November 17, 2005


A Land as God Made It: Jamestown and the Birth of America. By James Horn. Basic Books. $26.

Jamestown, Virginia, gets surprisingly short shrift in most American history books, considering the fact that it was the first permanent English settlement in North America – 13 years before Plymouth, Massachusetts. The story of Pilgrims seeking religious freedom – never mind that what the Pilgrims really wanted was the freedom to be more dogmatic and less tolerant than the mainstream Protestants they left behind – has more resonance with modern American ideals than the story of settlers looking for gold, land and improved geopolitics. But it was Jamestown, not Plymouth, that paved the way for the ascendancy of the British Empire over such major 17th-century rivals as France, Holland and Spain (whose famed armada had been defeated only 19 years before Jamestown was settled).

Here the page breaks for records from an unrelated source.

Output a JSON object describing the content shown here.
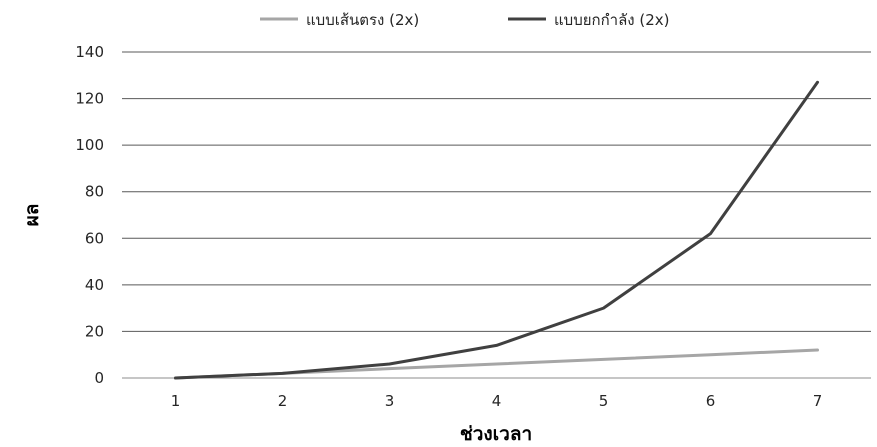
{
  "chart_data": {
    "type": "line",
    "categories": [
      "1",
      "2",
      "3",
      "4",
      "5",
      "6",
      "7"
    ],
    "x": [
      1,
      2,
      3,
      4,
      5,
      6,
      7
    ],
    "series": [
      {
        "name": "แบบเส้นตรง (2x)",
        "values": [
          0,
          2,
          4,
          6,
          8,
          10,
          12
        ],
        "color": "#a6a6a6"
      },
      {
        "name": "แบบยกกำลัง (2x)",
        "values": [
          0,
          2,
          6,
          14,
          30,
          62,
          127
        ],
        "color": "#404040"
      }
    ],
    "xlabel": "ช่วงเวลา",
    "ylabel": "ผล",
    "ylim": [
      0,
      140
    ],
    "yticks": [
      0,
      20,
      40,
      60,
      80,
      100,
      120,
      140
    ],
    "grid": true,
    "legend_position": "top"
  }
}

The story of Jamestown is one of great bravery in the face of the unknown and presumably deadly: the previous English colony, at Roanoke, had simply vanished. Historian James Horn, O’Neill Director of the John D. Rockefeller Jr. Library at The Colonial Williamsburg Foundation and a lecturer at the College of William & Mary, tells in A Land as God Made It of Jamestown’s first 18 years – in considerable detail. Horn has a deep understanding of geopolitics at the time of Jamestown’s founding, and his basic approach is international: he shows how the settlement decision was driven as much by the desire to counterbalance England’s colonial competitors as by hopes for finding gold or a passage to China (though those were present as well). Much of the book, especially its first half, is the story of John Smith, one of the few well-known names associated with Jamestown – thanks largely to Smith’s story of how he was captured by Indians and saved by Pocahontas. That account, Horn argues forcibly, is implausible – an exaggeration if not an out-and-out untruth. But other writings by Smith give a clear picture of what everyday life was like in Jamestown’s early years.

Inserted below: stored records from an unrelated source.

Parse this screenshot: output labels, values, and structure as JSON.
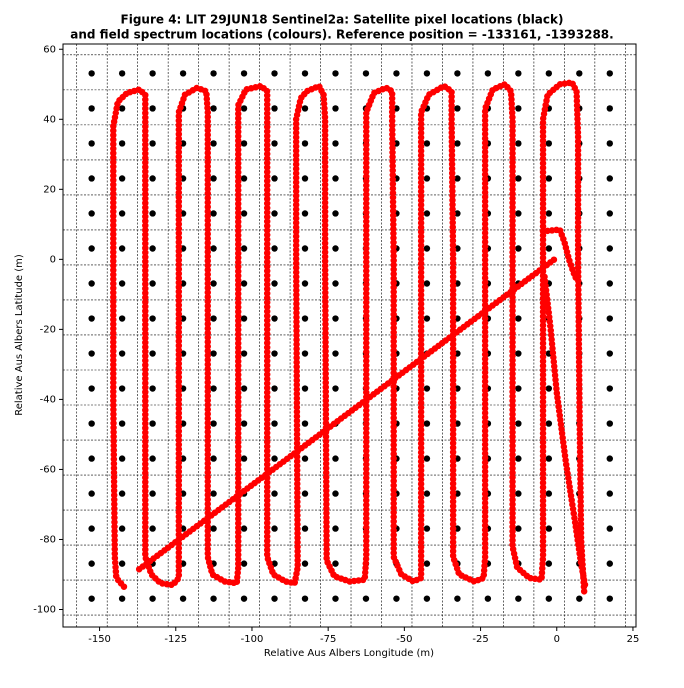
{
  "chart_data": {
    "type": "scatter",
    "title": [
      "Figure 4: LIT 29JUN18  Sentinel2a: Satellite pixel locations (black)",
      "and field spectrum locations (colours). Reference position = -133161, -1393288."
    ],
    "xlabel": "Relative Aus Albers Longitude (m)",
    "ylabel": "Relative Aus Albers Latitude (m)",
    "xlim": [
      -162,
      26
    ],
    "ylim": [
      -105,
      61.5
    ],
    "xticks": [
      -150,
      -125,
      -100,
      -75,
      -50,
      -25,
      0,
      25
    ],
    "yticks": [
      -100,
      -80,
      -60,
      -40,
      -20,
      0,
      20,
      40,
      60
    ],
    "xgrid": [
      -157.5,
      -147.5,
      -137.5,
      -127.5,
      -117.5,
      -107.5,
      -97.5,
      -87.5,
      -77.5,
      -67.5,
      -57.5,
      -47.5,
      -37.5,
      -27.5,
      -17.5,
      -7.5,
      2.5,
      12.5,
      22.5
    ],
    "ygrid": [
      58.4,
      48.4,
      38.4,
      28.4,
      18.4,
      8.4,
      -1.6,
      -11.6,
      -21.6,
      -31.6,
      -41.6,
      -51.6,
      -61.6,
      -71.6,
      -81.6,
      -91.6,
      -101.6
    ],
    "series": [
      {
        "color": "#000000",
        "x": [
          -152.6,
          -142.6,
          -132.6,
          -122.6,
          -112.6,
          -102.6,
          -92.6,
          -82.6,
          -72.6,
          -62.6,
          -52.6,
          -42.6,
          -32.6,
          -22.6,
          -12.6,
          -2.6,
          7.4,
          17.4,
          -152.6,
          -142.6,
          -132.6,
          -122.6,
          -112.6,
          -102.6,
          -92.6,
          -82.6,
          -72.6,
          -62.6,
          -52.6,
          -42.6,
          -32.6,
          -22.6,
          -12.6,
          -2.6,
          7.4,
          17.4,
          -152.6,
          -142.6,
          -132.6,
          -122.6,
          -112.6,
          -102.6,
          -92.6,
          -82.6,
          -72.6,
          -62.6,
          -52.6,
          -42.6,
          -32.6,
          -22.6,
          -12.6,
          -2.6,
          7.4,
          17.4,
          -152.6,
          -142.6,
          -132.6,
          -122.6,
          -112.6,
          -102.6,
          -92.6,
          -82.6,
          -72.6,
          -62.6,
          -52.6,
          -42.6,
          -32.6,
          -22.6,
          -12.6,
          -2.6,
          7.4,
          17.4,
          -152.6,
          -142.6,
          -132.6,
          -122.6,
          -112.6,
          -102.6,
          -92.6,
          -82.6,
          -72.6,
          -62.6,
          -52.6,
          -42.6,
          -32.6,
          -22.6,
          -12.6,
          -2.6,
          7.4,
          17.4,
          -152.6,
          -142.6,
          -132.6,
          -122.6,
          -112.6,
          -102.6,
          -92.6,
          -82.6,
          -72.6,
          -62.6,
          -52.6,
          -42.6,
          -32.6,
          -22.6,
          -12.6,
          -2.6,
          7.4,
          17.4,
          -152.6,
          -142.6,
          -132.6,
          -122.6,
          -112.6,
          -102.6,
          -92.6,
          -82.6,
          -72.6,
          -62.6,
          -52.6,
          -42.6,
          -32.6,
          -22.6,
          -12.6,
          -2.6,
          7.4,
          17.4,
          -152.6,
          -142.6,
          -132.6,
          -122.6,
          -112.6,
          -102.6,
          -92.6,
          -82.6,
          -72.6,
          -62.6,
          -52.6,
          -42.6,
          -32.6,
          -22.6,
          -12.6,
          -2.6,
          7.4,
          17.4,
          -152.6,
          -142.6,
          -132.6,
          -122.6,
          -112.6,
          -102.6,
          -92.6,
          -82.6,
          -72.6,
          -62.6,
          -52.6,
          -42.6,
          -32.6,
          -22.6,
          -12.6,
          -2.6,
          7.4,
          17.4,
          -152.6,
          -142.6,
          -132.6,
          -122.6,
          -112.6,
          -102.6,
          -92.6,
          -82.6,
          -72.6,
          -62.6,
          -52.6,
          -42.6,
          -32.6,
          -22.6,
          -12.6,
          -2.6,
          7.4,
          17.4,
          -152.6,
          -142.6,
          -132.6,
          -122.6,
          -112.6,
          -102.6,
          -92.6,
          -82.6,
          -72.6,
          -62.6,
          -52.6,
          -42.6,
          -32.6,
          -22.6,
          -12.6,
          -2.6,
          7.4,
          17.4,
          -152.6,
          -142.6,
          -132.6,
          -122.6,
          -112.6,
          -102.6,
          -92.6,
          -82.6,
          -72.6,
          -62.6,
          -52.6,
          -42.6,
          -32.6,
          -22.6,
          -12.6,
          -2.6,
          7.4,
          17.4,
          -152.6,
          -142.6,
          -132.6,
          -122.6,
          -112.6,
          -102.6,
          -92.6,
          -82.6,
          -72.6,
          -62.6,
          -52.6,
          -42.6,
          -32.6,
          -22.6,
          -12.6,
          -2.6,
          7.4,
          17.4,
          -152.6,
          -142.6,
          -132.6,
          -122.6,
          -112.6,
          -102.6,
          -92.6,
          -82.6,
          -72.6,
          -62.6,
          -52.6,
          -42.6,
          -32.6,
          -22.6,
          -12.6,
          -2.6,
          7.4,
          17.4,
          -152.6,
          -142.6,
          -132.6,
          -122.6,
          -112.6,
          -102.6,
          -92.6,
          -82.6,
          -72.6,
          -62.6,
          -52.6,
          -42.6,
          -32.6,
          -22.6,
          -12.6,
          -2.6,
          7.4,
          17.4,
          -152.6,
          -142.6,
          -132.6,
          -122.6,
          -112.6,
          -102.6,
          -92.6,
          -82.6,
          -72.6,
          -62.6,
          -52.6,
          -42.6,
          -32.6,
          -22.6,
          -12.6,
          -2.6,
          7.4,
          17.4
        ],
        "y": [
          53.1,
          53.1,
          53.1,
          53.1,
          53.1,
          53.1,
          53.1,
          53.1,
          53.1,
          53.1,
          53.1,
          53.1,
          53.1,
          53.1,
          53.1,
          53.1,
          53.1,
          53.1,
          43.1,
          43.1,
          43.1,
          43.1,
          43.1,
          43.1,
          43.1,
          43.1,
          43.1,
          43.1,
          43.1,
          43.1,
          43.1,
          43.1,
          43.1,
          43.1,
          43.1,
          43.1,
          33.1,
          33.1,
          33.1,
          33.1,
          33.1,
          33.1,
          33.1,
          33.1,
          33.1,
          33.1,
          33.1,
          33.1,
          33.1,
          33.1,
          33.1,
          33.1,
          33.1,
          33.1,
          23.1,
          23.1,
          23.1,
          23.1,
          23.1,
          23.1,
          23.1,
          23.1,
          23.1,
          23.1,
          23.1,
          23.1,
          23.1,
          23.1,
          23.1,
          23.1,
          23.1,
          23.1,
          13.1,
          13.1,
          13.1,
          13.1,
          13.1,
          13.1,
          13.1,
          13.1,
          13.1,
          13.1,
          13.1,
          13.1,
          13.1,
          13.1,
          13.1,
          13.1,
          13.1,
          13.1,
          3.1,
          3.1,
          3.1,
          3.1,
          3.1,
          3.1,
          3.1,
          3.1,
          3.1,
          3.1,
          3.1,
          3.1,
          3.1,
          3.1,
          3.1,
          3.1,
          3.1,
          3.1,
          -6.9,
          -6.9,
          -6.9,
          -6.9,
          -6.9,
          -6.9,
          -6.9,
          -6.9,
          -6.9,
          -6.9,
          -6.9,
          -6.9,
          -6.9,
          -6.9,
          -6.9,
          -6.9,
          -6.9,
          -6.9,
          -16.9,
          -16.9,
          -16.9,
          -16.9,
          -16.9,
          -16.9,
          -16.9,
          -16.9,
          -16.9,
          -16.9,
          -16.9,
          -16.9,
          -16.9,
          -16.9,
          -16.9,
          -16.9,
          -16.9,
          -16.9,
          -26.9,
          -26.9,
          -26.9,
          -26.9,
          -26.9,
          -26.9,
          -26.9,
          -26.9,
          -26.9,
          -26.9,
          -26.9,
          -26.9,
          -26.9,
          -26.9,
          -26.9,
          -26.9,
          -26.9,
          -26.9,
          -36.9,
          -36.9,
          -36.9,
          -36.9,
          -36.9,
          -36.9,
          -36.9,
          -36.9,
          -36.9,
          -36.9,
          -36.9,
          -36.9,
          -36.9,
          -36.9,
          -36.9,
          -36.9,
          -36.9,
          -36.9,
          -46.9,
          -46.9,
          -46.9,
          -46.9,
          -46.9,
          -46.9,
          -46.9,
          -46.9,
          -46.9,
          -46.9,
          -46.9,
          -46.9,
          -46.9,
          -46.9,
          -46.9,
          -46.9,
          -46.9,
          -46.9,
          -56.9,
          -56.9,
          -56.9,
          -56.9,
          -56.9,
          -56.9,
          -56.9,
          -56.9,
          -56.9,
          -56.9,
          -56.9,
          -56.9,
          -56.9,
          -56.9,
          -56.9,
          -56.9,
          -56.9,
          -56.9,
          -66.9,
          -66.9,
          -66.9,
          -66.9,
          -66.9,
          -66.9,
          -66.9,
          -66.9,
          -66.9,
          -66.9,
          -66.9,
          -66.9,
          -66.9,
          -66.9,
          -66.9,
          -66.9,
          -66.9,
          -66.9,
          -76.9,
          -76.9,
          -76.9,
          -76.9,
          -76.9,
          -76.9,
          -76.9,
          -76.9,
          -76.9,
          -76.9,
          -76.9,
          -76.9,
          -76.9,
          -76.9,
          -76.9,
          -76.9,
          -76.9,
          -76.9,
          -86.9,
          -86.9,
          -86.9,
          -86.9,
          -86.9,
          -86.9,
          -86.9,
          -86.9,
          -86.9,
          -86.9,
          -86.9,
          -86.9,
          -86.9,
          -86.9,
          -86.9,
          -86.9,
          -86.9,
          -86.9,
          -96.9,
          -96.9,
          -96.9,
          -96.9,
          -96.9,
          -96.9,
          -96.9,
          -96.9,
          -96.9,
          -96.9,
          -96.9,
          -96.9,
          -96.9,
          -96.9,
          -96.9,
          -96.9,
          -96.9,
          -96.9
        ]
      },
      {
        "color": "#ff0000",
        "x": [
          -142,
          -144.5,
          -145,
          -145.5,
          -145.5,
          -145.5,
          -144,
          -141,
          -137,
          -135,
          -135,
          -135,
          -135,
          -135,
          -133,
          -130,
          -126,
          -124,
          -124,
          -124,
          -124,
          -122,
          -118,
          -115,
          -114.5,
          -114.5,
          -114.5,
          -113,
          -109,
          -105,
          -104.5,
          -104.5,
          -104.5,
          -102,
          -97,
          -95,
          -95,
          -95,
          -95,
          -93,
          -89,
          -86,
          -85,
          -85.5,
          -85.5,
          -84,
          -82,
          -78,
          -76.5,
          -76,
          -76,
          -75.5,
          -73,
          -68,
          -63,
          -62.5,
          -62.5,
          -62.5,
          -60,
          -56,
          -54,
          -54,
          -53.5,
          -53.5,
          -51,
          -47,
          -44.5,
          -44.5,
          -44.5,
          -44.5,
          -42,
          -37,
          -34.5,
          -34.5,
          -34,
          -34,
          -32,
          -27,
          -24,
          -23.5,
          -23.5,
          -23.5,
          -21,
          -17,
          -15,
          -14.5,
          -14.5,
          -14.5,
          -13,
          -9,
          -5,
          -4.5,
          -4.5,
          -4.5,
          -4.5,
          -3,
          1,
          5,
          6.5,
          7,
          7,
          7.5,
          8,
          9,
          null,
          -137,
          0,
          null,
          -4.5,
          1,
          2.5,
          4,
          6,
          7,
          null,
          -4,
          -2,
          0,
          3,
          6,
          8,
          9.5
        ],
        "y": [
          -93.5,
          -91,
          -85,
          -40,
          0,
          38,
          45,
          47.5,
          48.5,
          47,
          40,
          0,
          -40,
          -85,
          -90,
          -92.5,
          -93,
          -91,
          -85,
          0,
          42,
          47,
          49,
          48,
          42,
          0,
          -85,
          -90,
          -92,
          -92.5,
          -88,
          0,
          44,
          48.5,
          49.5,
          48,
          42,
          0,
          -85,
          -90,
          -92,
          -92.5,
          -88,
          0,
          40,
          46,
          48,
          49.5,
          47,
          40,
          0,
          -86,
          -90.5,
          -92,
          -91.5,
          -85,
          -5,
          42,
          47.5,
          49,
          48,
          40,
          0,
          -85,
          -90,
          -92,
          -91,
          -85,
          0,
          42,
          47,
          49.5,
          48,
          40,
          0,
          -85,
          -90,
          -92,
          -91,
          -85,
          0,
          43,
          48.5,
          50,
          48,
          40,
          0,
          -82,
          -88,
          -91,
          -91.5,
          -85,
          -50,
          0,
          40,
          47,
          50,
          50.5,
          48,
          35,
          0,
          -45,
          -80,
          -95,
          null,
          -88.5,
          0.5,
          null,
          8,
          8.5,
          5,
          0,
          -5,
          -6,
          null,
          -5,
          -20,
          -38,
          -58,
          -75,
          -87,
          -94
        ]
      }
    ]
  }
}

Smith himself provoked such antagonism among other town leaders that they eventually tried to kill him by dropping a lit match into his lap as he slept in his boat, igniting his powder bag. Horribly burned and in great pain, he survived – but was summarily shipped off to England by his political enemies, who “spent the next few weeks drawing up a comprehensive list of his abuses in office” to make sure he would be discredited and never return. Thus did 17th-century politics set the stage for much that would come later.

Jamestown set the stage in other ways, too. It was the first of England’s colonies to adopt representative government on the British model, and the first to bring together people of many different backgrounds. It was also the place where slavery was introduced into English-speaking North America – a development to which Horn pays surprisingly little attention. And it was a colony that first tried to form an alliance with Indians against Spain, then began a series of deadly clashes over territory when the hoped-for agreement did not materialize. The level of detail in Horn’s book will be daunting for non-specialists. But the writing is mostly clear, the excerpts from period documents are well chosen, and the book as a whole sheds valuable light on a too-little-studied subject.